Cercarono di fermarlo e lui, senza badare entrò nella locanda, prese una birra e la versò a terra, lasciando tutti con un palmo di naso.
Decise che sarebbe andato nella piazza principale a festeggiare ma appena fuori dalla locanda si trovò di fronte ad un muro di cuoio rosso e verde, le uniformi a scaglie delle guardie cittadine, e davanti a tutte quello stronzo psicopatico del capitano Rudimor.
Tra loro non correva buon sangue, anzi direi che rischiava di correre anche troppo sangue da quella volta in cui Rudimor, ubriaco fradicio passò la notte appeso a testa in giù nella sala principale della locanda di Morin.
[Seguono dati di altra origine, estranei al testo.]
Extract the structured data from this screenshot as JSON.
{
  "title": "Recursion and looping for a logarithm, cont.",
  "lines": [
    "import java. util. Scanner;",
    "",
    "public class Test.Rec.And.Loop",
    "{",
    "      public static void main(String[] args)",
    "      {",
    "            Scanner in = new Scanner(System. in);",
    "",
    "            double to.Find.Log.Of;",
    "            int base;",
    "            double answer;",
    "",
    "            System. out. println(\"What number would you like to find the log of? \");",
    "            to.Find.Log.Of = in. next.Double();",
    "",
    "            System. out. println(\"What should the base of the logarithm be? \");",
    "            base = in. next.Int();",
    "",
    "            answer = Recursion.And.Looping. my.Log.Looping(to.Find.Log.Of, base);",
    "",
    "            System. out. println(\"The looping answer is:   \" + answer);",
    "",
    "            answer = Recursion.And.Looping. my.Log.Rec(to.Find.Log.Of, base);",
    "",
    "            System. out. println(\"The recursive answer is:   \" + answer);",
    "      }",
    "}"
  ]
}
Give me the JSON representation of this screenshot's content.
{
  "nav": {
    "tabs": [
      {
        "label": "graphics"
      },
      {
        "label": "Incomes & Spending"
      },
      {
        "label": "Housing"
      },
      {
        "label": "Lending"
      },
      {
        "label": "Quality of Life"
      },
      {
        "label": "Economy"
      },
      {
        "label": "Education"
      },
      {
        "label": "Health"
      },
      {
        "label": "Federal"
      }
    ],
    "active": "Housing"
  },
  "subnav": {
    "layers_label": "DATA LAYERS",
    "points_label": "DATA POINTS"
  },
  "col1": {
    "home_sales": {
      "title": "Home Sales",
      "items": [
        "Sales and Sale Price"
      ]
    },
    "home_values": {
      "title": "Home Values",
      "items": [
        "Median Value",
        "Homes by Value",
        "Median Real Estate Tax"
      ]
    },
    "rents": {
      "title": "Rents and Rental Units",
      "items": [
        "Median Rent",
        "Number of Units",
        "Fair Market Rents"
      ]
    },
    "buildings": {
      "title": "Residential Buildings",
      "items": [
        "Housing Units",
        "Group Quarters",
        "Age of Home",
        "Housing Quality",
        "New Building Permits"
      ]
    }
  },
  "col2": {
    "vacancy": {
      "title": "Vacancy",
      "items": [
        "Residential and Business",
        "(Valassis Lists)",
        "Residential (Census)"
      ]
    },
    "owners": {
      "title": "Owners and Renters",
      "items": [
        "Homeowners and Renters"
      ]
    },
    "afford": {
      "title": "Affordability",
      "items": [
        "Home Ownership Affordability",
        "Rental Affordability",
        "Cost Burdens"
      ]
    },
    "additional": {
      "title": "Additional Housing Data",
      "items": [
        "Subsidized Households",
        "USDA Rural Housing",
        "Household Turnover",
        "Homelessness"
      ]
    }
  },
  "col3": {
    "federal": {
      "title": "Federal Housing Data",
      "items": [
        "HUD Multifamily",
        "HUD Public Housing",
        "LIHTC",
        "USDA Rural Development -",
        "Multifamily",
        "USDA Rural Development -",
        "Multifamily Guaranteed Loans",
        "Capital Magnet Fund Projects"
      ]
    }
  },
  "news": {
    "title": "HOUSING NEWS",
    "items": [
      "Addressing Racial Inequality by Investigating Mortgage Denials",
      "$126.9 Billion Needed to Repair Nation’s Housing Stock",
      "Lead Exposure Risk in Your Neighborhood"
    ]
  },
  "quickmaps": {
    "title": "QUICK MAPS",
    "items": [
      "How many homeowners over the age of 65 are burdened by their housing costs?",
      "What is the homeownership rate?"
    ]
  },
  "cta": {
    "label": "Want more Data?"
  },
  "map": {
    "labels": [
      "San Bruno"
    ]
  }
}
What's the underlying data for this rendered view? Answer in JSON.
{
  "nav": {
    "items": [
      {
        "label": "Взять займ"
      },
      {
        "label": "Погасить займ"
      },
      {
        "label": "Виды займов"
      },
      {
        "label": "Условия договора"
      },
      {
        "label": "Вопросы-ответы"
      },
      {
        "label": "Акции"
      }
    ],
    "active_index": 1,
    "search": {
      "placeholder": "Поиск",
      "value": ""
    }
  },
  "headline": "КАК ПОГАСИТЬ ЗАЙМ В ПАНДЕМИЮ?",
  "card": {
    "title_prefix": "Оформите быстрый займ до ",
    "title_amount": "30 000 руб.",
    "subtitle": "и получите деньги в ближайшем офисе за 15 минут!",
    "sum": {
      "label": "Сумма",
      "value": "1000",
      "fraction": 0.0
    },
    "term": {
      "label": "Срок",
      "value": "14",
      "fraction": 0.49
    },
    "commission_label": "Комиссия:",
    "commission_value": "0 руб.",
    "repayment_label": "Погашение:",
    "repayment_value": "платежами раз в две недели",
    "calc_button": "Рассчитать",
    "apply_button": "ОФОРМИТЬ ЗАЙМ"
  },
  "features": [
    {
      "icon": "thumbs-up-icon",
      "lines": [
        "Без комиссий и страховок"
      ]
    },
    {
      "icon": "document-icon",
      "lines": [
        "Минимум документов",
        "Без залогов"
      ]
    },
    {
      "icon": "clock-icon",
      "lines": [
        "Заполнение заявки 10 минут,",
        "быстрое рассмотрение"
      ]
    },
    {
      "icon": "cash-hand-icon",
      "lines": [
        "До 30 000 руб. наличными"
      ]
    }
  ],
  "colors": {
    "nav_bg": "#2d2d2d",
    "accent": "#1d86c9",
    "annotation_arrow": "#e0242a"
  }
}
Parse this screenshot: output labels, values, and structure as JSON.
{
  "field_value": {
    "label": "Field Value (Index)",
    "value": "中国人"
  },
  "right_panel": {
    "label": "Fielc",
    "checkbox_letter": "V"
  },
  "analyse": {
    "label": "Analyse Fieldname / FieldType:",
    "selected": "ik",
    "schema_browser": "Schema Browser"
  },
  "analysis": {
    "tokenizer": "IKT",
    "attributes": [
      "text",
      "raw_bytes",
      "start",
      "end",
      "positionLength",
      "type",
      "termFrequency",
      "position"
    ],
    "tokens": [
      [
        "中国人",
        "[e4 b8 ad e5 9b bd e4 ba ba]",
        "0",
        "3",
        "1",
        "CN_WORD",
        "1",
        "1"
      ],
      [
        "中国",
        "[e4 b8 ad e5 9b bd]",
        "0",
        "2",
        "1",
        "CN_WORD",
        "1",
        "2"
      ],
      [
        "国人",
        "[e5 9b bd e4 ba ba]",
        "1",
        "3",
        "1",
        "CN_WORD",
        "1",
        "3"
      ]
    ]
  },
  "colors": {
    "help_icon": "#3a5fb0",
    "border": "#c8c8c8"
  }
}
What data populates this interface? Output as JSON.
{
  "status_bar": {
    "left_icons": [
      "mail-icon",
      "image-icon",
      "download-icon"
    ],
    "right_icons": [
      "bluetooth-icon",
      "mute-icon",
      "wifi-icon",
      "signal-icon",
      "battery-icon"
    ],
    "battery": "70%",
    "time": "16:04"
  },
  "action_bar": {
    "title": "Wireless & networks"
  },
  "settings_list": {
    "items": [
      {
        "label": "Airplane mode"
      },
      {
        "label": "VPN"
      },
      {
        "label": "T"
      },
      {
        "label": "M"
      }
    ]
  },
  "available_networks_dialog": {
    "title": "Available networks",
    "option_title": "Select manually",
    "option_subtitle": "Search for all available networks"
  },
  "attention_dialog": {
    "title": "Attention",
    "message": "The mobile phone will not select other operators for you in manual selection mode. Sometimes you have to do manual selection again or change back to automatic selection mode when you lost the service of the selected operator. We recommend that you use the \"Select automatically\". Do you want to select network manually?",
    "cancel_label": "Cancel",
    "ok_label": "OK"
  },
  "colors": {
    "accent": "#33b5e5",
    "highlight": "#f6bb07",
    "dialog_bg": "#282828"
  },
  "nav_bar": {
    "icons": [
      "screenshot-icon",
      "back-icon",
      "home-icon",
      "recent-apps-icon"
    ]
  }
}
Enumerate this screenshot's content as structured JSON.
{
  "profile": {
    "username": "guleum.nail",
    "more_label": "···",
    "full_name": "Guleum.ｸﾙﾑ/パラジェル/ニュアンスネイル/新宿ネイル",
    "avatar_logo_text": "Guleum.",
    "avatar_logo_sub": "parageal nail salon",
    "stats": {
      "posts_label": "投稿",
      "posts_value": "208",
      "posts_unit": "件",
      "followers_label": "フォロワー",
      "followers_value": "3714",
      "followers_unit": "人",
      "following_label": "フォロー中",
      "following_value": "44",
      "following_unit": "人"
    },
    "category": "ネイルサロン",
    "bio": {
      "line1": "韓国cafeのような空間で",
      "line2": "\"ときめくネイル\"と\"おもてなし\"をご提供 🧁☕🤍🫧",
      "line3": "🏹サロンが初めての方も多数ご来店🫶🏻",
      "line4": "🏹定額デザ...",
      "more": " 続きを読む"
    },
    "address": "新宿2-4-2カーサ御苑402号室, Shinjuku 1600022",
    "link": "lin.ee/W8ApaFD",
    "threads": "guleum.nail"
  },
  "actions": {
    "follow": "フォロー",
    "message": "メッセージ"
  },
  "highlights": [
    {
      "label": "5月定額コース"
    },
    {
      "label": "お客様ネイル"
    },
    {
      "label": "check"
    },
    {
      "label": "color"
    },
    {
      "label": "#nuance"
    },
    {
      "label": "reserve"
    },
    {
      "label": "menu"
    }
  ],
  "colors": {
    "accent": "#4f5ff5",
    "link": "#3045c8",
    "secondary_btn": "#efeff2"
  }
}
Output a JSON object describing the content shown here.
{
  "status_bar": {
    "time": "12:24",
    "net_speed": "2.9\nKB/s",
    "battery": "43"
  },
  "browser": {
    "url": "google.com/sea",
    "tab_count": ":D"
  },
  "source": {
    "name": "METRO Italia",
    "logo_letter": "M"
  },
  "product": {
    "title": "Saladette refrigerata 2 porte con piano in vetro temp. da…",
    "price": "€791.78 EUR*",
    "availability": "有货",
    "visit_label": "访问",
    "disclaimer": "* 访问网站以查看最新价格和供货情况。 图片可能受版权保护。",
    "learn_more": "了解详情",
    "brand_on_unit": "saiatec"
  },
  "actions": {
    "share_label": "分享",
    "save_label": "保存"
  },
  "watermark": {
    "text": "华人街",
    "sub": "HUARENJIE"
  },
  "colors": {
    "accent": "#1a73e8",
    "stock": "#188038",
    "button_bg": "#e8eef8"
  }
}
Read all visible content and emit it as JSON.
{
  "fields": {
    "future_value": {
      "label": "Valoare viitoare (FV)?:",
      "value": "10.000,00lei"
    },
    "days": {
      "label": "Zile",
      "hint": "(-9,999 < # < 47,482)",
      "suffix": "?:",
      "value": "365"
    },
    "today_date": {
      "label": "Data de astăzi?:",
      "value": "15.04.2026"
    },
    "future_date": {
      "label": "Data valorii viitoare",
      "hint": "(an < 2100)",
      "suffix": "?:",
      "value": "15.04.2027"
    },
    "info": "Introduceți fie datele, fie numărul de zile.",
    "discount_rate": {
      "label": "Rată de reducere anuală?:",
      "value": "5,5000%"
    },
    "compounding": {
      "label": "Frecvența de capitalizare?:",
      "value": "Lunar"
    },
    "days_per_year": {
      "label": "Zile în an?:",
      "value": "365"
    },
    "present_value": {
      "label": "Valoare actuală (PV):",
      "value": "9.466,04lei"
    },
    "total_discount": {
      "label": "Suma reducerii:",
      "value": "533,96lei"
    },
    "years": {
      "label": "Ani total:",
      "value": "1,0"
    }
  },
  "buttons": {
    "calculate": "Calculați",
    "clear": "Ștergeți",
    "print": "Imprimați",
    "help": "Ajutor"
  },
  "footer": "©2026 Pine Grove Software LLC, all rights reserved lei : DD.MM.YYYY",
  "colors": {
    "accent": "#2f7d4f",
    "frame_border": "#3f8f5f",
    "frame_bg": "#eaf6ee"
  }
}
Morin non sapeva cosa fosse veramente successo, ma quei pochi che erano rimasti ad assistere alla lite fra loro due, affermavano che dopo un po’ il locandiere aveva cominciato a urlare frasi incomprensibili in un idioma mai sentito prima. Poi nessuno sapeva più dire nulla se non che Rudimor, aveva passato la notte appeso e loro erano rientrati, non sapevano come, alle proprie case.
-Il bianco dov’è?-
-Cazzo dici Rudimor?-
-Capitano per te! Il bianco, quello che mi hanno detto era qui ieri sera, dove è andato?-
-Perchè lo chiedi a me. Capitano?-
-Non lo hai lasciato andare via, vero?-
A Morin era venuta voglia nuovamente di mettersi ad urlare contro quel tronfio, bastardo, figlio di scrofa.
-Senti, anche se sei mio fratello, non puoi pretendere che lo fermassi, mi stava facendo andare via i clienti-
-Morin, lo hai mandato via tu? Dove l’hai nascosto? Per le porte non è passato nessuno-
Rudimor aveva la faccia rossa per la rabbia che covava dentro, voleva dare una lezione a quel fratello più grande che lo aveva umiliato in pubblico dopo avergli portato via tutti i beni di suo padre.
Morin era teso e pronto all’attacco, ma aveva 12 ragioni in cuoio Verderosso dietro di lui perché rimanesse fermo.
Per qualche secondo la situazione parve in stallo, poi Rudimor, abbassò gli occhi
-Cazzo, Morin, tira dentro l’uncino dalle brache almeno, non vedi che stai dando spettacolo?-
Si era radunata una folla dietro e attorno a loro che adesso stava ridendo e Morin si sentiva morire per quello.
A poco a poco la risata si tramutò in un rantolo strano e come di allarme, voci, sempre più vicine e sempre più impaurite gridavano.